As if to demonstrate the unpredictable and inventive nature of a live concert Voiceprint have released another recording of John and Danny, Germany 1986. It would have been easy to release a compilation of Germany and Kendal, however, such a compilation would not have done justice to either recording, as both are wholly different. Fortunately, Voiceprint recognised this and we now have these two complete and very different recordings to enjoy for posterity. To listen to John and Danny trading riffs, licks and the inevitable banter is a real joy.
This is one of Arran’s first performances with John and over the last fifteen years he has toured as part of John’s band nearly every year, as well as undertaking two world tours with Clannad and working with other artists such as David Knoppfler, Julia Fordham, Alison Moyet and Andy Summers. Arran’s sympathetic and distinctive musicianship is instantly recognisable to many music fans and his contribution on this recording is outstanding.

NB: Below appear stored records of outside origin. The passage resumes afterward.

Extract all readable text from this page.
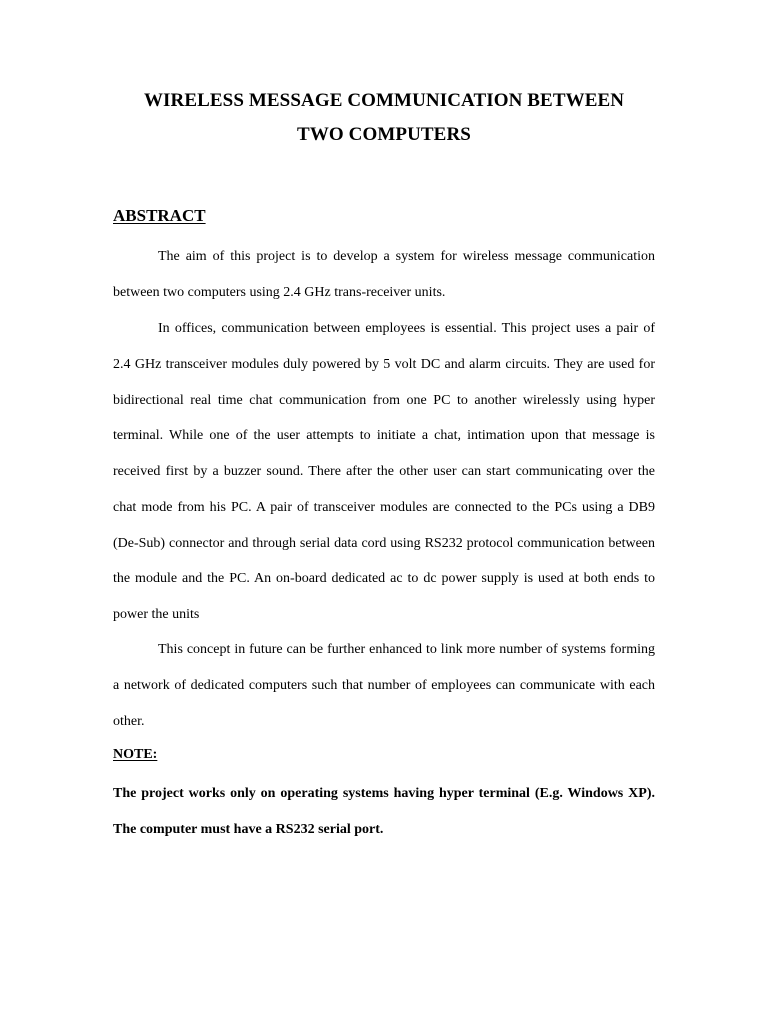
WIRELESS MESSAGE COMMUNICATION BETWEEN
TWO COMPUTERS
ABSTRACT

The aim of this project is to develop a system for wireless message communication between two computers using 2.4 GHz trans-receiver units.

In offices, communication between employees is essential. This project uses a pair of 2.4 GHz transceiver modules duly powered by 5 volt DC and alarm circuits. They are used for bidirectional real time chat communication from one PC to another wirelessly using hyper terminal. While one of the user attempts to initiate a chat, intimation upon that message is received first by a buzzer sound. There after the other user can start communicating over the chat mode from his PC. A pair of transceiver modules are connected to the PCs using a DB9 (De-Sub) connector and through serial data cord using RS232 protocol communication between the module and the PC. An on-board dedicated ac to dc power supply is used at both ends to power the units

This concept in future can be further enhanced to link more number of systems forming a network of dedicated computers such that number of employees can communicate with each other.

NOTE:

The project works only on operating systems having hyper terminal (E.g. Windows XP). The computer must have a RS232 serial port.
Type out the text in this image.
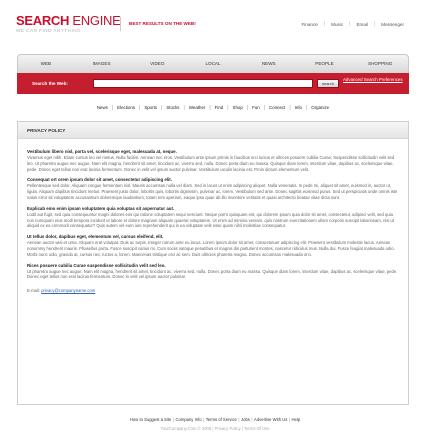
SEARCH ENGINE
WE CAN FIND ANYTHING
BEST RESULTS ON THE WEB!	Finance	|	Music	|	Email	|	Messenger
WEB	IMAGES	VIDEO	LOCAL	NEWS	PEOPLE	SHOPPING
Search the Web:	search
Advanced Search Preferences
News | Elections | Sports | Stocks | Weather | Find | Shop | Fun | Connect | Info | Organize
PRIVACY POLICY
Vestibulum libero nisl, porta vel, scelerisque eget, malesuada at, neque.
Vivamus eget nibh. Etiam cursus leo vel metus. Nulla facilisi. Aenean nec eros. Vestibulum ante ipsum primis in faucibus orci luctus et ultrices posuere cubilia Curae; Suspendisse sollicitudin velit sed leo. Ut pharetra augue nec augue. Nam elit magna, hendrerit sit amet, tincidunt ac, viverra sed, nulla. Donec porta diam eu massa. Quisque diam lorem, interdum vitae, dapibus ac, scelerisque vitae, pede. Donec eget tellus non erat lacinia fermentum. Donec in velit vel ipsum auctor pulvinar. Vestibulum iaculis lacinia est. Proin dictum elementum velit.
Consequat ort orem ipsum dolor sit amet, consectetur adipiscing elit.
Pellentesque sed dolor. Aliquam congue fermentum nisl. Mauris accumsan nulla vel diam. Sed in lacus ut enim adipiscing aliquet. Nulla venenatis. In pede mi, aliquet sit amet, euismod in, auctor ut, ligula. Aliquam dapibus tincidunt metus. Praesent justo dolor, lobortis quis, lobortis dignissim, pulvinar ac, lorem. Vestibulum sed ante. Donec sagittis euismod purus. Sed ut perspiciatis unde omnis iste natus error sit voluptatem accusantium doloremque laudantium, totam rem aperiam, eaque ipsa quae ab illo inventore veritatis et quasi architecto beatae vitae dicta sunt.
Explicab emo enim ipsam voluptatem quia voluptas sit aspernatur aut.
Lodit aut fugit, sed quia consequuntur magni dolores eos qui ratione voluptatem sequi nesciunt. Neque porro quisquam est, qui dolorem ipsum quia dolor sit amet, consectetur, adipisci velit, sed quia non numquam eius modi tempora incidunt ut labore et dolore magnam aliquam quaerat voluptatem. Ut enim ad minima veniam, quis nostrum exercitationem ullam corporis suscipit laboriosam, nisi ut aliquid ex ea commodi consequatur? Quis autem vel eum iure reprehenderit qui in ea voluptate velit esse quam nihil molestiae consequatur.
Ut tellus dolor, dapibus eget, elementum vel, cursus eleifend, elit.
Aenean auctor wisi et urna. Aliquam erat volutpat. Duis ac turpis. Integer rutrum ante eu lacus. Lorem ipsum dolor sit amet, consectetuer adipiscing elit. Praesent vestibulum molestie lacus. Aenean nonummy hendrerit mauris. Phasellus porta. Fusce suscipit varius mi. Cum sociis natoque penatibus et magnis dis parturient montes, nascetur ridiculus mus. Nulla dui. Fusce feugiat malesuada odio. Morbi nunc odio, gravida at, cursus nec, luctus a, lorem. Maecenas tristique orci ac sem. Duis ultricies pharetra magna. Donec accumsan malesuada orci.
Rices posuere cubilia Curae suspendisse sollicitudin velit sed leo.
Ut pharetra augue nec augue. Nam elit magna, hendrerit sit amet, tincidunt ac, viverra sed, nulla. Donec porta diam eu massa. Quisque diam lorem, interdum vitae, dapibus ac, scelerisque vitae, pede. Donec eget tellus non erat lacinia fermentum. Donec in velit vel ipsum auctor pulvinar.
E-mail: privacy@companyname.com
How to Suggest a Site | Company Info | Terms of Service | Jobs | Advertise With Us | Help
YourCompany.Com © 2006 | Privacy Policy | Terms Of Use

So what of the music? A great set of sixteen songs and some real gems! A very different rendition of One Day Without You with subdued guitar and vibrant conga playing from Arran and then the traditional folk song Spencer The Rover. A delightful Man In The Station and Lookin’ On and Johnny Too Bad are given the ‘acoustic treatment’ in total contrast to the album versions on Grace and Danger (1980). It is interesting to hear songs such as Angeline, where Danny did not play on the original and yet he still reads the song and plays it with such feeling and passion. The set closes with the beautifully simple May You Never, a song written by John for his adopted son Wesley, and Over The Hill, which tells the story of a weary John travelling home to Hastings by train. From the window of the train John could see his house just over East Hill, and he knew that he was nearly home with his family. Over The Hill first appeared on Solid Air (1973) and was subsequently released as a single some four years later on 25th February 1977 by Island Records who were promoting the compilation album So Far So Good (1977). The lyric “Can’t get enough of sweet cocaine”, was considered too risqué in the 1970s and so in an attempt to secure more radio play, the DJ Promo copy of the single sent to radio stations had the lyric altered with “sweet cocaine” being changed to “dry champagne.” How times have changed!
John Martyn is a formidably inventive and expressive musician. His music is a celebration of all the experiences that life brings, its pleasures and its sorrows. His delicately melodic and forcefully dramatic music, coupled with his charismatic stage presence set him apart as one of the few musicians who can captivate almost any audience.